My wife struck up an internet friendship with Lisa Carver of Suckdog fame, and when Lisa was on tour promoting her book
Drugs Are Nice, I made dinner for her and her entourage at our house.
We then went to her "reading", which of course was a bit of a performance art thing (I've got some photos
here) featuring what she basically does today which is to get young women to relive her life for her in a manipulative cult leader sort of fashion (like everything she does, kind of cool, kind of questionable, and certainly interesting.) This particular gig at Dunes in Portland was just a couple nights after she was attacked by members of the Church of Satan in San Francisco for stuff she wrote about Anton La Vey and his daughter in the book, so there was difinitely an edge to the night.

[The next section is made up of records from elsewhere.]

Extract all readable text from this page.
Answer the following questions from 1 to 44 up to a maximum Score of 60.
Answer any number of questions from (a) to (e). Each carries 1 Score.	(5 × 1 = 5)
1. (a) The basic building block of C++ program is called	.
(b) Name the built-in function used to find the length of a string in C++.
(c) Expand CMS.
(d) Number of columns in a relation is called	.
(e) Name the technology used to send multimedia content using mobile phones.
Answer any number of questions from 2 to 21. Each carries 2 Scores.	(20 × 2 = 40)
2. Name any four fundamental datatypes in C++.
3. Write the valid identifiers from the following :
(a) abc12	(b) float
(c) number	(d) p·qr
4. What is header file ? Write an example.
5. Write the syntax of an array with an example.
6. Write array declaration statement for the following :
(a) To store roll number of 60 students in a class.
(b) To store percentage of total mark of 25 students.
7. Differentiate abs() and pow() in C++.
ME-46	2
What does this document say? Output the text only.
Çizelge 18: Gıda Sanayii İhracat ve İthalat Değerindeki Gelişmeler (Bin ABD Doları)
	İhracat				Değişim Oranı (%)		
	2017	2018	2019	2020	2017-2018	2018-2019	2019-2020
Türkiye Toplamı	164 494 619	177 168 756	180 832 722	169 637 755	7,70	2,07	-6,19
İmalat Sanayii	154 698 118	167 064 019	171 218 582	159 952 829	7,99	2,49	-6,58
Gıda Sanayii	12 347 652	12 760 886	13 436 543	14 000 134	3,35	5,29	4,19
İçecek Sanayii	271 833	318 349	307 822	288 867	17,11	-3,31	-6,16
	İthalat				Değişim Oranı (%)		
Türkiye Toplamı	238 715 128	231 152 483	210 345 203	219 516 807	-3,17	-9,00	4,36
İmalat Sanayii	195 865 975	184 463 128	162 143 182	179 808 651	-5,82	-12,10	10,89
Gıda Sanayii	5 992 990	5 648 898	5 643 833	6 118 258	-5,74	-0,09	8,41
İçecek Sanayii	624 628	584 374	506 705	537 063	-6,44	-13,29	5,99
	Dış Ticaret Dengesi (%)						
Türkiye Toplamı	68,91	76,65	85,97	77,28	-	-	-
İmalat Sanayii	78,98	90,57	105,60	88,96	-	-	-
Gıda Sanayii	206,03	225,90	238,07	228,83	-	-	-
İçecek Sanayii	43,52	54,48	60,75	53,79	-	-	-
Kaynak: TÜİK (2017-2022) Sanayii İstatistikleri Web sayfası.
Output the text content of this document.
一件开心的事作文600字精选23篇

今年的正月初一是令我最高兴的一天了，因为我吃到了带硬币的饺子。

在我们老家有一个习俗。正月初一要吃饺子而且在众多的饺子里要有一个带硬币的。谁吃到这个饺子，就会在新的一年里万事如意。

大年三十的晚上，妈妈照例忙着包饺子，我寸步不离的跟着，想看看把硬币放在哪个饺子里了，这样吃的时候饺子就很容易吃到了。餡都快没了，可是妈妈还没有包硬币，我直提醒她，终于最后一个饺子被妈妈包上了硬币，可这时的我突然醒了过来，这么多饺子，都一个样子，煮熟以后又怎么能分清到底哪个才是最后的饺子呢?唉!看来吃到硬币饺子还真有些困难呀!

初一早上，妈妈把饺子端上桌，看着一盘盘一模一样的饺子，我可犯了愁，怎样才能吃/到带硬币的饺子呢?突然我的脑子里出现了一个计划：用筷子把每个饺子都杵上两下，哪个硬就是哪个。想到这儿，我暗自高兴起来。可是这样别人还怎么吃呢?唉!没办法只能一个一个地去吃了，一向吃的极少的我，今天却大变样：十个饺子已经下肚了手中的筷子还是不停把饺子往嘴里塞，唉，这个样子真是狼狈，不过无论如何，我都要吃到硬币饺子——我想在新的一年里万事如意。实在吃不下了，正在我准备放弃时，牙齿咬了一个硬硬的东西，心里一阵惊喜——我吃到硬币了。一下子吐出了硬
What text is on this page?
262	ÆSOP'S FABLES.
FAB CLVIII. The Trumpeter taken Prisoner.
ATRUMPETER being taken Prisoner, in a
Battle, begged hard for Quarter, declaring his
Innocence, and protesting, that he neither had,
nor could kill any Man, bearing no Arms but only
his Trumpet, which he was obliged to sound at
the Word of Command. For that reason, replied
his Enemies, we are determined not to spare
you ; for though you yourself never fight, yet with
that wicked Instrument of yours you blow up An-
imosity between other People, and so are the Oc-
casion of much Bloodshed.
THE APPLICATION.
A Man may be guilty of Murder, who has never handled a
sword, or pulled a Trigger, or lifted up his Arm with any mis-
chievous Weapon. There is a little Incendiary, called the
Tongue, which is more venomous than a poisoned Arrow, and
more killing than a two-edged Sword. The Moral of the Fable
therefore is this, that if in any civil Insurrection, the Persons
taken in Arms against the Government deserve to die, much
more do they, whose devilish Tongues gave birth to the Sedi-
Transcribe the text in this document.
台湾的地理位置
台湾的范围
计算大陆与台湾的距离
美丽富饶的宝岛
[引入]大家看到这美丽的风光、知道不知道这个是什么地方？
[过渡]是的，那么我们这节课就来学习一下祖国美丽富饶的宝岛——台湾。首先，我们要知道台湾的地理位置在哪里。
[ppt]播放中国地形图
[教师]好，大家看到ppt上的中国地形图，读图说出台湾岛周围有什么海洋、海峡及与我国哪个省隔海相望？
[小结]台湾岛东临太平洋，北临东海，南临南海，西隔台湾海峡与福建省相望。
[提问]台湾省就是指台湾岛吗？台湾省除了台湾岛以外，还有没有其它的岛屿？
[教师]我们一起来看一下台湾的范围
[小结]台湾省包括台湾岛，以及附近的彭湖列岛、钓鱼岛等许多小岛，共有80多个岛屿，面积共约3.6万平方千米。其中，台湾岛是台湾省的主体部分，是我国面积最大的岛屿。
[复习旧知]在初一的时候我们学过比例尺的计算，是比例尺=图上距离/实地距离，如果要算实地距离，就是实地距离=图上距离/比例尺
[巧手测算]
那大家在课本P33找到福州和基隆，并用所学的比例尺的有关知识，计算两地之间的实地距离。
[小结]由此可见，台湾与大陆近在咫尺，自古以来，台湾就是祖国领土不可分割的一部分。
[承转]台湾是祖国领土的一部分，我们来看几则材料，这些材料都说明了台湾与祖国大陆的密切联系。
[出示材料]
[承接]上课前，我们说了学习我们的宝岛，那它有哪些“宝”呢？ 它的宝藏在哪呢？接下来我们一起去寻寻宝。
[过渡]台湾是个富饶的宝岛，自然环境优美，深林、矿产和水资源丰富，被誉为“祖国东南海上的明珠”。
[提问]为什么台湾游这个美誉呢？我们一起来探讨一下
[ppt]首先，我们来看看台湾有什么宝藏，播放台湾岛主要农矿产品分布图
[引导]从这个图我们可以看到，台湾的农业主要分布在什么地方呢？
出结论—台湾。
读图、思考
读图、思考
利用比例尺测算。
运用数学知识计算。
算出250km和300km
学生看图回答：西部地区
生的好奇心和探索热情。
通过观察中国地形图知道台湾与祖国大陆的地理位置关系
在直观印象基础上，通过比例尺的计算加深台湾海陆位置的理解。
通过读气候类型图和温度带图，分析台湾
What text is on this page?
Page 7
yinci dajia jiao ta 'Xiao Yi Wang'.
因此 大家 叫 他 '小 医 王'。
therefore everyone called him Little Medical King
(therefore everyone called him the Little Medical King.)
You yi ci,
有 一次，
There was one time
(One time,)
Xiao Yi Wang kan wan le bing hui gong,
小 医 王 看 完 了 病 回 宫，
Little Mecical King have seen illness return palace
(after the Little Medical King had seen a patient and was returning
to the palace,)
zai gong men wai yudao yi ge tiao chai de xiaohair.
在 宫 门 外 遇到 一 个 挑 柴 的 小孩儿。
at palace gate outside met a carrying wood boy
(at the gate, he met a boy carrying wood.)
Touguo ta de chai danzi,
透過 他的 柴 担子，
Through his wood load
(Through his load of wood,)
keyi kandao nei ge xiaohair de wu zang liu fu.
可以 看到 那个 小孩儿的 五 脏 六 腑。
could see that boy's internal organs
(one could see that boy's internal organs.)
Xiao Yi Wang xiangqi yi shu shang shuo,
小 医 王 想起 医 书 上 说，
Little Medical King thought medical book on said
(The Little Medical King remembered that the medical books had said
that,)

We showed up to Dunes before even the bar staff had come to unlock the door, and that's when Lisa became convinced she'd seen her infamous ex Boyd Rice. I don't know if it was really him or not, or if she's just obsessed and was hallucinating. I guess he does live in Portland at least some of the time, but I know that
I've hallucinated my crazy ex in places she wasn't before, and she doesn't hold a candle on that scale to Mr. Rice (or Ms. Suckdog for that matter!) So, she thinks she sees Boyd and she ducks in the doorway and uses
me, who happen to be the tallest person and closest to the doorway, to hid behind. That was just fucking weird, Lisa Carver hiding behind me so that Boyd Rice wouldn't see her. Just damn odd.